All you can trust is that Bundle.module will point at wherever the package manager decided to put your resources during that particular build.
I did a quick read and like the proposal. It will work for my use of resources excluding the localization. I do agree that it will be better to have a separate discussion about localization.
I like the approach with multi-purpose file types. I have always kept internal documents away from target directories just to be safe when shipping, but the proposal makes it possible to handle the documents in a different way too.
The API is nice. The proposal takes the SwiftPM to a right direction.
I have the same question.
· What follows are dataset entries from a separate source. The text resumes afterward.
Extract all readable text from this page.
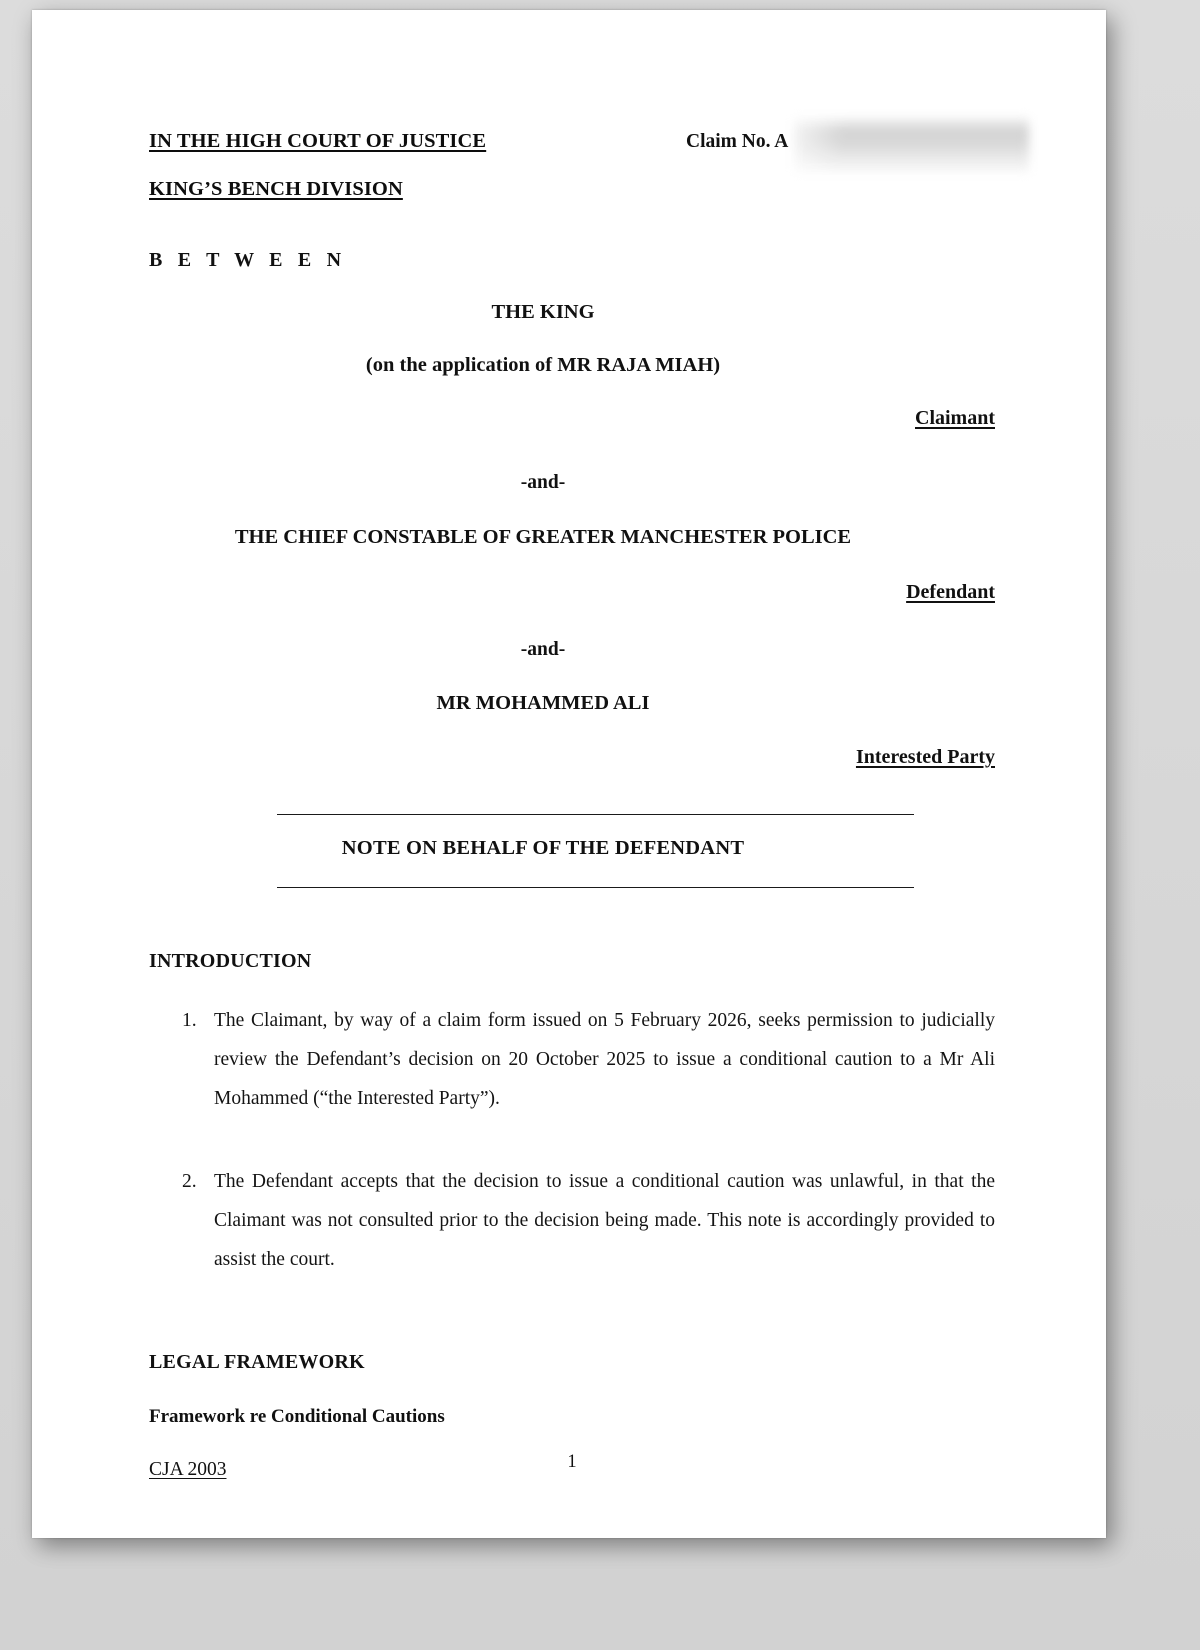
IN THE HIGH COURT OF JUSTICE
KING’S BENCH DIVISION
Claim No. A
B E T W E E N
THE KING
(on the application of MR RAJA MIAH)
Claimant
-and-
THE CHIEF CONSTABLE OF GREATER MANCHESTER POLICE
Defendant
-and-
MR MOHAMMED ALI
Interested Party
NOTE ON BEHALF OF THE DEFENDANT
INTRODUCTION
1. The Claimant, by way of a claim form issued on 5 February 2026, seeks permission to judicially review the Defendant’s decision on 20 October 2025 to issue a conditional caution to a Mr Ali Mohammed (“the Interested Party”).
2. The Defendant accepts that the decision to issue a conditional caution was unlawful, in that the Claimant was not consulted prior to the decision being made. This note is accordingly provided to assist the court.
LEGAL FRAMEWORK
Framework re Conditional Cautions
CJA 2003	1
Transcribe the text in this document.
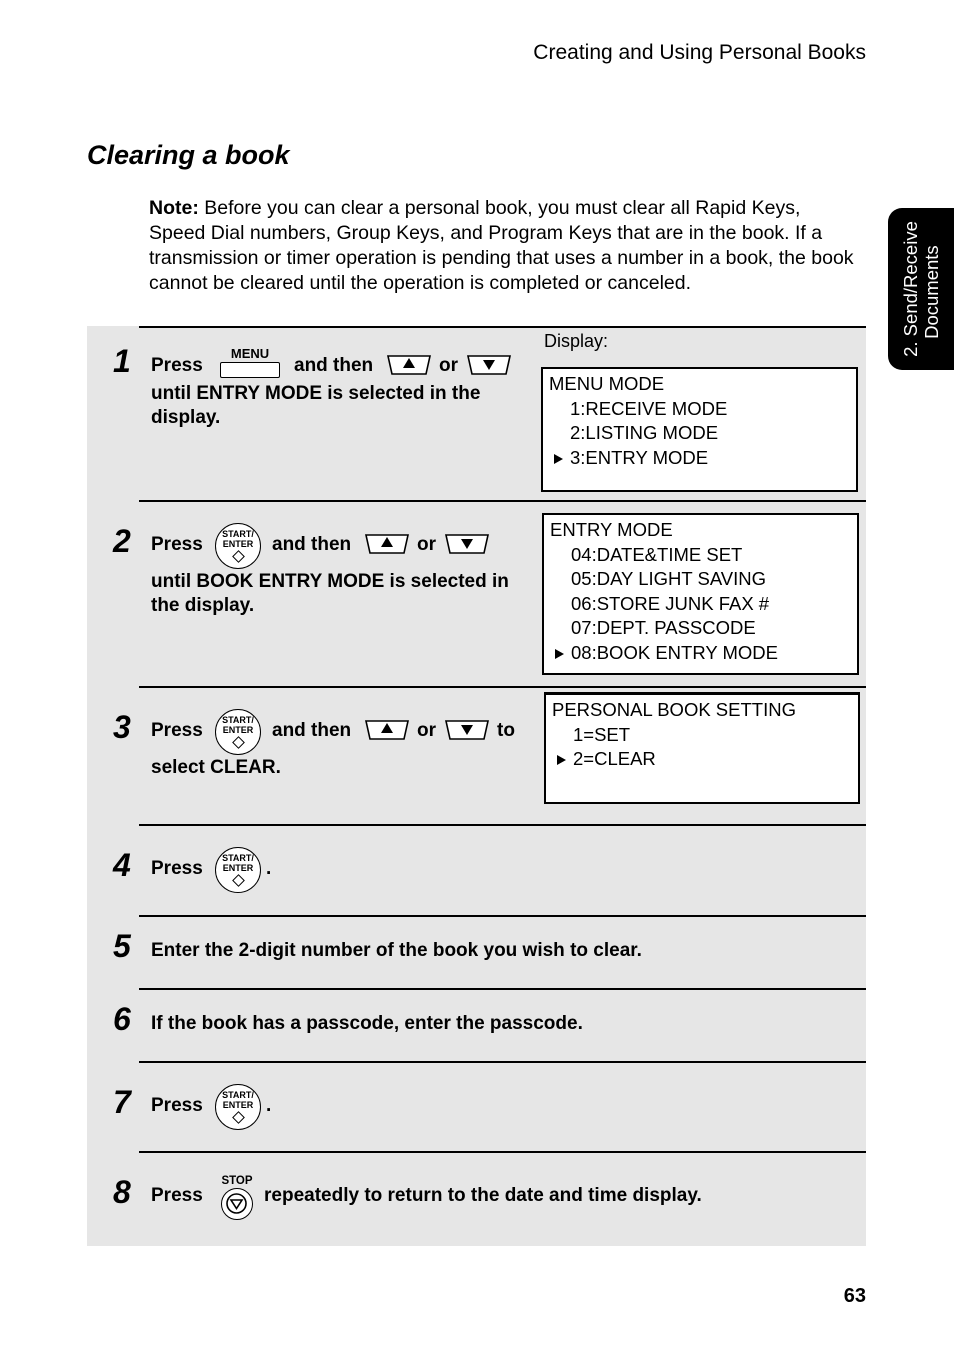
Creating and Using Personal Books
2. Send/Receive Documents
Clearing a book
Note: Before you can clear a personal book, you must clear all Rapid Keys, Speed Dial numbers, Group Keys, and Program Keys that are in the book. If a transmission or timer operation is pending that uses a number in a book, the book cannot be cleared until the operation is completed or canceled.
Display:
1 Press
MENU
and then	or
until ENTRY MODE is selected in the display.
MENU MODE
1:RECEIVE MODE
2:LISTING MODE
3:ENTRY MODE
2 Press	START/
ENTER and then	or
until BOOK ENTRY MODE is selected in the display.
ENTRY MODE
04:DATE&TIME SET
05:DAY LIGHT SAVING
06:STORE JUNK FAX #
07:DEPT. PASSCODE
08:BOOK ENTRY MODE
3 Press	START/
ENTER and then	or	to
select CLEAR.
PERSONAL BOOK SETTING
1=SET
2=CLEAR
4 Press	START/
ENTER .
5 Enter the 2-digit number of the book you wish to clear.
6 If the book has a passcode, enter the passcode.
7 Press	START/
ENTER .
8 Press
STOP
repeatedly to return to the date and time display.
63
Can someone elaborate on why resource and localization support are "separable"? If this will accepted and we'll able to do let localized = NSLocalizedString("key", bundle: Bundle.module), then what does it mean?
it would be better to discuss localization in its own proposal.
Probably beyond the scope of this proposal, but I’ll throw this out there. Do resources have to be paths to files assumed to be local than rather than URLs potentially remote?
If Resources was a protocol and the process and copy functions took a continuation which themselves took a concrete Resource value, we could quite easily get a little more creative with resources, like switching, generating or lazily loading them from a separate location etc.